Зернов оскорбился, конечно, хотя всегда знал, что с пьяного — какой спрос? И даже возражать не стал, но надеялся, что кто-то сейчас вступится, обрежет нахала и грубияна, посадит на место; в прошлой жизни в таких случаях выгоняли из дому, но теперь такой возможности не было, только словами и можно было чего-то добиться.
Однако никто вступаться за Зернова не стал, так что можно было даже подумать, что и все прочие тут с негодяем согласны. Похоже, не оставалось ничего иного, как сделать вид, что сказанного вовсе не слышал. И чокаться с потянувшимся через стол Мишей Зернов, понятное дело, не стал — потому что и в тот раз не чокался, хотя тогда Миша, конечно, нес что-то совсем другое, хотя тоже не очень соответствовавшее случаю.
— Ты думаешь, — продолжал тем временем Миша, — я на то обижен, что ты меня тогда обозвал графоманом и выгнал? Да нет, я к таким вещам тогда уже привык и обижаться перестал.
Но ведь я тогда к тебе и на прием не пошел бы, не попросился, если бы знал… Но вот Короткова я тебе не прощу, и никто, — он широко повел неуверенной рукой над столом, — не простит, и за это мы все тебя дружно ненавидим и сколько живы — ненавидеть будем… Не проходят подлости безнаказанно, гражданин начальник, и, может, на то нам и дана вторая жизнь, чтобы тайное становилось явным. Вот и стало, и теперь до самого конца твоего тебе от этого никуда не деться. И будешь ты смотреть на Короткова и думать: это я его продал, это я его убил, и все это знают, хоть и не каждый в глаза скажет, — а вот я говорю…
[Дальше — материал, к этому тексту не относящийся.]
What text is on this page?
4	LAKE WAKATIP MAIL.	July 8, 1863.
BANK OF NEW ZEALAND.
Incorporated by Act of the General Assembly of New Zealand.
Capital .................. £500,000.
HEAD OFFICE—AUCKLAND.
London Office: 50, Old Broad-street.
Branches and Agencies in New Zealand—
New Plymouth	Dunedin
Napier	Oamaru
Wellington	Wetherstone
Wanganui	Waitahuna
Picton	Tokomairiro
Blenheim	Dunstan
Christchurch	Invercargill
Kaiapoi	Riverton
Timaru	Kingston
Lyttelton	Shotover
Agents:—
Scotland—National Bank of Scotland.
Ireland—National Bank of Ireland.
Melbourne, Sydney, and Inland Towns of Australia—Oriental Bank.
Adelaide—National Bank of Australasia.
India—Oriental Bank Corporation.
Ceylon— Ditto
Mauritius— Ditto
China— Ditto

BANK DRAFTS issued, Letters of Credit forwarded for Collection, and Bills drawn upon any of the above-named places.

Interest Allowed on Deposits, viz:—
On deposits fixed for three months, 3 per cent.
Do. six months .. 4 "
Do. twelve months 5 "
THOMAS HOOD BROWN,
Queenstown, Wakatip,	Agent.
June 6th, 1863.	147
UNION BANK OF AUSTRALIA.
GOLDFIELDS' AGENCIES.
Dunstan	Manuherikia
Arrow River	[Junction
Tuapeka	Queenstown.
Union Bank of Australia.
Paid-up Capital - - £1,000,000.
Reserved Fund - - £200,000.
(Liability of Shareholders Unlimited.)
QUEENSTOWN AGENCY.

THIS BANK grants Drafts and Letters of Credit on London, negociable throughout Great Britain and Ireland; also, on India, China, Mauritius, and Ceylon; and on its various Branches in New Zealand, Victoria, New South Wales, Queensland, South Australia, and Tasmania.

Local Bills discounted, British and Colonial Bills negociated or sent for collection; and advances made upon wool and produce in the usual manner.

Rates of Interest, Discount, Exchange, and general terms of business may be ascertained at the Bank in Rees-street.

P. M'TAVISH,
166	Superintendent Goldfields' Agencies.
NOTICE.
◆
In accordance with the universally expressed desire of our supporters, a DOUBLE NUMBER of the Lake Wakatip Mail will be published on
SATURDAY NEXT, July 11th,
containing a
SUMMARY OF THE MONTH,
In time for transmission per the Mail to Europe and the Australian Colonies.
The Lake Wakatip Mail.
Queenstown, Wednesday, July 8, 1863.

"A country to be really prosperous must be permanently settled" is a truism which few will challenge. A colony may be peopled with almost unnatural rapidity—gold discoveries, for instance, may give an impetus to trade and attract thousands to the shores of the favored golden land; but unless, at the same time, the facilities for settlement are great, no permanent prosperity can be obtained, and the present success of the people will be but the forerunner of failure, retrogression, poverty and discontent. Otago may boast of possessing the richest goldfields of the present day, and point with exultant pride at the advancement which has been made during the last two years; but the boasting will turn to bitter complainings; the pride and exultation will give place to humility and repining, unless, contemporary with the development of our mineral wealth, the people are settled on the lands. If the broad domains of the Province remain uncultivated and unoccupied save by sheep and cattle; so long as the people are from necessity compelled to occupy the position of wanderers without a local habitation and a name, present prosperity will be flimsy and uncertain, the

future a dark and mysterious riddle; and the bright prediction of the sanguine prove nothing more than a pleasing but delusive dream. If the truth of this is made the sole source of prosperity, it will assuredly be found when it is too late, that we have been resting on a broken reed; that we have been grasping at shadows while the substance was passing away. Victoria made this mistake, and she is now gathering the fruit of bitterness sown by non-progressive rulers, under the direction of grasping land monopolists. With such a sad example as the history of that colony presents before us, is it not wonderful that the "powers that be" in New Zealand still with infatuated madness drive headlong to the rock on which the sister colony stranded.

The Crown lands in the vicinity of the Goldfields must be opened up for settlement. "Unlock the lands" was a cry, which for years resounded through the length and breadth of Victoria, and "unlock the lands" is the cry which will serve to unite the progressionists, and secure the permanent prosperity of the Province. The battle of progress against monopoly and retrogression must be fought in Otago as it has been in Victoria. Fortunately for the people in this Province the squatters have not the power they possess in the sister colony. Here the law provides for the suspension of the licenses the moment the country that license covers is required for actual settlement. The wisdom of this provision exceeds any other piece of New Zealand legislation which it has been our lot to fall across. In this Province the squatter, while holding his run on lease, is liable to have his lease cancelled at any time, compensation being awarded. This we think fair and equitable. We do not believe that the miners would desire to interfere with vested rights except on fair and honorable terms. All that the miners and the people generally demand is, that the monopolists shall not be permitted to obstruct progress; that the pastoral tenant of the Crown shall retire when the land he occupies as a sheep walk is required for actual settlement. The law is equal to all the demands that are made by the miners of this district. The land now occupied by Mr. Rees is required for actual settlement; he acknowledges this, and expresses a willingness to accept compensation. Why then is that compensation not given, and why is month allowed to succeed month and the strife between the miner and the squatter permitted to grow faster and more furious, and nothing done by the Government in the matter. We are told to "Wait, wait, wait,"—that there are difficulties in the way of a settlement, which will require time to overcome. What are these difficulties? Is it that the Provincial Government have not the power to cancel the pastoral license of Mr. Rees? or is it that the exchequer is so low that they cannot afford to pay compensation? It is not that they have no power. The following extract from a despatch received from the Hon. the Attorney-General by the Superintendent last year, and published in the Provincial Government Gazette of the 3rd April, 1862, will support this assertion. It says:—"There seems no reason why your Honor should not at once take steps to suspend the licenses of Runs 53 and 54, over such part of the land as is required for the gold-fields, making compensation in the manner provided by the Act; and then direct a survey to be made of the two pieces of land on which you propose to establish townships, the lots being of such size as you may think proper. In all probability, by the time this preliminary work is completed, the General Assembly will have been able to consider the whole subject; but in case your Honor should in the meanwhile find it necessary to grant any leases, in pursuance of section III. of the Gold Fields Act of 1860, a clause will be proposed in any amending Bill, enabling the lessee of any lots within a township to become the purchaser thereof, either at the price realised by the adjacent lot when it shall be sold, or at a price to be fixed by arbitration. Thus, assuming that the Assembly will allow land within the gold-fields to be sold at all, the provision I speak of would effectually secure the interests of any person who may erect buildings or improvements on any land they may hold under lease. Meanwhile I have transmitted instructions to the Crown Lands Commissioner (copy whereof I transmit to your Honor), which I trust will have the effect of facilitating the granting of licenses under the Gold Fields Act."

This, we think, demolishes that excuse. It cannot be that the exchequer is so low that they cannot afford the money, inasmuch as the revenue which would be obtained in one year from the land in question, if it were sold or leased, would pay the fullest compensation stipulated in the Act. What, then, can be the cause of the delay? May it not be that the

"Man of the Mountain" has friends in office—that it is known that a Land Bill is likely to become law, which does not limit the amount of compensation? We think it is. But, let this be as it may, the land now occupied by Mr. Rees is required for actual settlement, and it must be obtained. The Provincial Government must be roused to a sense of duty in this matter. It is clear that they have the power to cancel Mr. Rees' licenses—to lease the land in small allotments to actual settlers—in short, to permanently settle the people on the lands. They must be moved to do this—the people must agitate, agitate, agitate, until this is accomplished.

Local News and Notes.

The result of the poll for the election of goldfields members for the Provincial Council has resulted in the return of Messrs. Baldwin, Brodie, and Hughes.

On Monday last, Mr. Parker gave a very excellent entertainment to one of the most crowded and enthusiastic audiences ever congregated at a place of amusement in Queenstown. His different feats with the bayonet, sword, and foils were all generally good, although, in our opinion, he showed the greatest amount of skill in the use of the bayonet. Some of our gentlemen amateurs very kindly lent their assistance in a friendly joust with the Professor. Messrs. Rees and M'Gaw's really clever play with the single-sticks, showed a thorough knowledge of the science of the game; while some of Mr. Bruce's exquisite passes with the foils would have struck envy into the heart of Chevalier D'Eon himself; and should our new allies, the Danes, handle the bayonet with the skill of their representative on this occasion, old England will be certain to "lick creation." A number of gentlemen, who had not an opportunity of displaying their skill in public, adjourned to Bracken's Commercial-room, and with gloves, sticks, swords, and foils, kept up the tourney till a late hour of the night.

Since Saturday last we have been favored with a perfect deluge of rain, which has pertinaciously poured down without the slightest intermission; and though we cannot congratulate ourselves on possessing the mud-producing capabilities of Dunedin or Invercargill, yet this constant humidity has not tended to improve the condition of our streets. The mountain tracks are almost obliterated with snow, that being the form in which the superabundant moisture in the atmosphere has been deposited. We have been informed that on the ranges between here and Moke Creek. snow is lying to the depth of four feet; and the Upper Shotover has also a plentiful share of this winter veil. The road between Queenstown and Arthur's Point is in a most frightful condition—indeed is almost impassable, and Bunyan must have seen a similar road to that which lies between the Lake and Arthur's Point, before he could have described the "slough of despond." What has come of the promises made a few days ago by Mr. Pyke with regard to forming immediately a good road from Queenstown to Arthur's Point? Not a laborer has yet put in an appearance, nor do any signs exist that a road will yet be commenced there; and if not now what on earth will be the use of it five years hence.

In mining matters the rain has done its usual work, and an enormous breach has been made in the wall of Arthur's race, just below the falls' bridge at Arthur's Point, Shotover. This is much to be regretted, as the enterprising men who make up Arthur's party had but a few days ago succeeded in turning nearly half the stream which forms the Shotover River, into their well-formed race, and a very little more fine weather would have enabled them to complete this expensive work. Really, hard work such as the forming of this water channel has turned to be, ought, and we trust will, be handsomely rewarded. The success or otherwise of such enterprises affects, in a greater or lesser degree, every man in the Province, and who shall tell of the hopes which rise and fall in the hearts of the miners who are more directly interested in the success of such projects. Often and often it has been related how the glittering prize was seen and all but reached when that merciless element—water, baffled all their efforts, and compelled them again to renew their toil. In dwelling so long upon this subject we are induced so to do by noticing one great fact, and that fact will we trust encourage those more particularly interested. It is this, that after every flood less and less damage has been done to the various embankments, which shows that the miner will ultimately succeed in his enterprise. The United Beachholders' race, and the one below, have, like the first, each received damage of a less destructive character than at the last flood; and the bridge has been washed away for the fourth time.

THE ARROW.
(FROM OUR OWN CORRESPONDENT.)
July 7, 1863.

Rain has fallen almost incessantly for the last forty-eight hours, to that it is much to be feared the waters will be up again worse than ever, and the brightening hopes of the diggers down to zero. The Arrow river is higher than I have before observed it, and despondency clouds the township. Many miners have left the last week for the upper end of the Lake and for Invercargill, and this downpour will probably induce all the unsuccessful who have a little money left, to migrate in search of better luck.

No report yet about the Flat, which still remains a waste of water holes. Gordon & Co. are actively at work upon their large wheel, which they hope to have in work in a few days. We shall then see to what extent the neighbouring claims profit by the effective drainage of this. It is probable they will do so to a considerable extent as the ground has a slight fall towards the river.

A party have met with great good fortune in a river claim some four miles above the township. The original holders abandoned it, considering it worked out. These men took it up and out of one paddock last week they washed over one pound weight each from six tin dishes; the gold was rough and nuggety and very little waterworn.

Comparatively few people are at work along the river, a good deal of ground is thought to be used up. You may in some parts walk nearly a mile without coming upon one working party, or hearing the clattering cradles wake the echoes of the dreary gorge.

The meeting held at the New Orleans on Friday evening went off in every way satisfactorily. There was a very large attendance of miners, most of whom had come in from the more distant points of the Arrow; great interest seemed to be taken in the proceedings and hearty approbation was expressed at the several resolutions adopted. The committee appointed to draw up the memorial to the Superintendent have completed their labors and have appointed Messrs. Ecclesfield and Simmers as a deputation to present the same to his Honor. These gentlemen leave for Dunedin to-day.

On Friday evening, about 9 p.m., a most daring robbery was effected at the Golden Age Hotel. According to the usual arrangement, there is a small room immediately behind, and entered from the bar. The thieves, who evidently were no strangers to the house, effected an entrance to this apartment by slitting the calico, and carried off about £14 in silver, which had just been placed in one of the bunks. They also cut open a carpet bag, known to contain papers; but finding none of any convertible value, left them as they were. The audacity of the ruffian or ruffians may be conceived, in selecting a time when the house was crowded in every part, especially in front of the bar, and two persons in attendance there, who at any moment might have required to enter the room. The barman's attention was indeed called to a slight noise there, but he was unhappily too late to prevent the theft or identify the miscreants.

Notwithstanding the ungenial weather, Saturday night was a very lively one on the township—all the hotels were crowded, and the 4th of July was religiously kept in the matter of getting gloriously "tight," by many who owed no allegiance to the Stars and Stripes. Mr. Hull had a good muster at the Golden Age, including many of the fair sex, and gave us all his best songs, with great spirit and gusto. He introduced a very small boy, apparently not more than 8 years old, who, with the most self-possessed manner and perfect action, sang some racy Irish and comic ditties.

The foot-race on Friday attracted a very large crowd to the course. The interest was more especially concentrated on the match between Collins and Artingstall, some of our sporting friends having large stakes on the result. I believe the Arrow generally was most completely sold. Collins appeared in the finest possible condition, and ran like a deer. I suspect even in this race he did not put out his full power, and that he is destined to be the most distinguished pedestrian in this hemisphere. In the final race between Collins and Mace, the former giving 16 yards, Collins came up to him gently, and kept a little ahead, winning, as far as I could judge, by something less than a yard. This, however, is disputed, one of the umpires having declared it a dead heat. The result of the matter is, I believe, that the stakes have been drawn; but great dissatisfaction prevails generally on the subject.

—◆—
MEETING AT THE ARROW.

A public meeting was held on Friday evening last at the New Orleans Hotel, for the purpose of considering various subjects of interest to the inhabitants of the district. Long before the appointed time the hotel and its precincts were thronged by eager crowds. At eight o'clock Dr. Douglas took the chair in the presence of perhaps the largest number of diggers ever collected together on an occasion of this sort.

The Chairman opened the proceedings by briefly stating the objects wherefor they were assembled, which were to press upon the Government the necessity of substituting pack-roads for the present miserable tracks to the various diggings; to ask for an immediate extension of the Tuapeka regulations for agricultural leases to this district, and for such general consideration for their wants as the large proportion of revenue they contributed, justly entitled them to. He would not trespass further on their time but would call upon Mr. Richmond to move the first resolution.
Коротков — это тот самый автор был, который написал о повороте времени и с которым Зернов и в этой жизни уже дважды разговаривал и еще будет, никуда не денешься. Однако убивать его Зернов не убивал, это все он уже (как мы помним) взвесил и решил, что вины его тут не было, если кто и был виноват — то не он, не Зернов, а сам порядок, установивший четкие представления о том, что можно и чего нельзя. А что повесился потом Коротков — так это все от водочки проклятой, а водочка — от слабости характера… Нет, Мишин пьяный бред принимать близко к сердцу никак не надо было. Пусть себе болтает, пока не посинеет…
— Костя, — сказал Зернов, обращаясь к сидевшему рядом сыну. — Мало мы с тобой встречаемся, я и не знаю ничего о том, как у тебя дела, как твоя жизнь проходила, — тогда, когда я, как говорится, дуба дал…
Сын не сразу ответил, неохотно и как-то стесненно:
— Да что — мои дела… Вот и года еще не прошло, как вернулись — с Людой, с Петькой…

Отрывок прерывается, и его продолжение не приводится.